Ma se i cambiamenti climatici spingono le tartarughe verso nuove aree, purtroppo, spesso queste spiagge non possono essere considerate adatte ad accogliere la specie, tanto che tra il 2021 e il 2022 sono stati registrati ben 115 tentativi falliti di nidificazione. Un numero questo, decisamente sottostimato poiché i monitoraggi non sono ovunque sistematici e completi. Nel complesso, non è raro che le tartarughe tentino di deporre le uova ma vengano poi scoraggiate dalle condizioni avverse dei litorali: Spagna, Francia e Italia sono, infatti, tra i primi sette Paesi mediterranei con la più alta pressione turistica.

Addirittura l’87% dei nidi scoperti nel Mediterraneo occidentale si trova su spiagge con un alto impatto antropico (ossia all’interno o in prossimità di stabilimenti balneari o strutture costruite sulle spiagge), l’88% dei litorali è anche esposto all’inquinamento luminoso e quindi quasi un terzo dei nidi è stato trasferito perché le femmine hanno deposto troppo vicino all’acqua o in luoghi non adatti (ad esempio sabbia mista a terra e ciottoli) come possibile risposta agli ostacoli presenti sulla spiaggia e all’intenso inquinamento luminoso o acustico.

L’inospitalità delle coste colpisce anche i piccoli di tartaruga che, abituati a seguire la luna per orientarsi ed arrivare al mare, si trovano spesso disorientati dalle luci artificiali.

Life Turtlenest mira a mitigare questi effetti attraverso l’implementazione delle attività di monitoraggio, la messa in sicurezza dei nidi, attività di ricerca scientifica e di informazione rivolte alla popolazione.

Da una recente indagine condotta da Legambiente è emerso infatti che i frequentatori delle spiagge e i balneari sono spesso del tutto impreparati su questo tema: quasi il 90% delle 300 persone intervistate non sapeva infatti che la zona in cui si trovava era interessata dalla nidificazione delle tartarughe marine. La stessa percentuale non sapeva quali comportamenti adottare per non disturbare le tartarughe durante le fasi di nidificazione e schiusa.

“La presenza di tartarughe marine lunghe le nostre coste – dichiara Stefano Di Marco, Coordinatore dell’Ufficio Progetti di Legambiente e project manager di Turlenest – oltre a rappresentare una ricchezza in termini di biodiversità, costituisce anche una risorsa dal punto di vista socio-economico.
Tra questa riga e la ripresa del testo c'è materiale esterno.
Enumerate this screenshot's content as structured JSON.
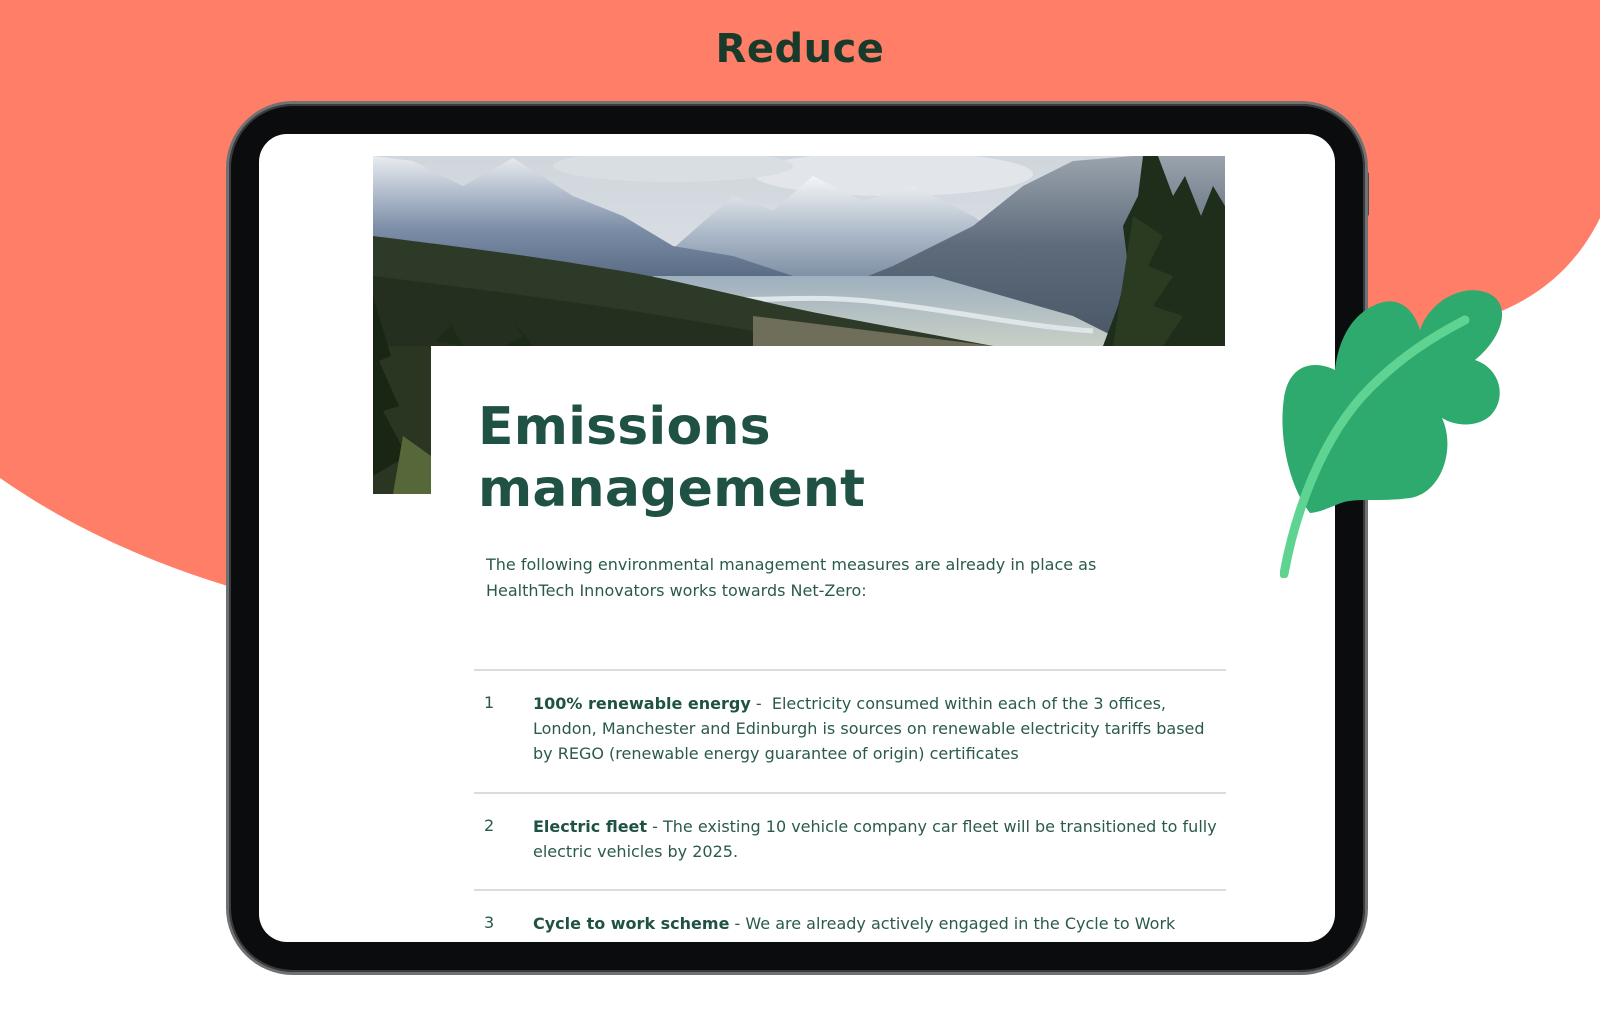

Il fatto che mamma tartaruga scelga di nidificare in alcune località costituisce, infatti, un valore aggiunto rappresentando un elemento identitario che può essere utilizzato come leva di marketing territoriale. È necessario quindi che, oltre alla comunità scientifica, anche gli operatori economici, gli amministratori locali e le comunità prendano coscienza del valore aggiunto che la tartaruga rappresenta e lavorino insieme per tutelare adeguatamente questa specie”.

Oltre al coordinatore Legambiente, partecipano al progetto europeo la Stazione zoologica Anton Dhorn; Ispra; Università La Sapienza di Roma; Università di Barcellona; BETA Technological Centre (UVic-UCC); ENCI; Cest Med; Regione Basilicata, Regione Campania, Regione Puglia, Agenzie per la protezione ambientale della Toscana. Oltre alle regioni italiane bagnate dal mar Tirreno (Basilicata, Puglia, Campania, Sicilia, Sardegna e Toscana) Life Turtlenest interverrà nella regione francese Camargue, in Costa Azzurra e in Corsica e nelle regioni spagnole di Catalogna, Murcia, Andalusia, Isole Baleari e Valencia.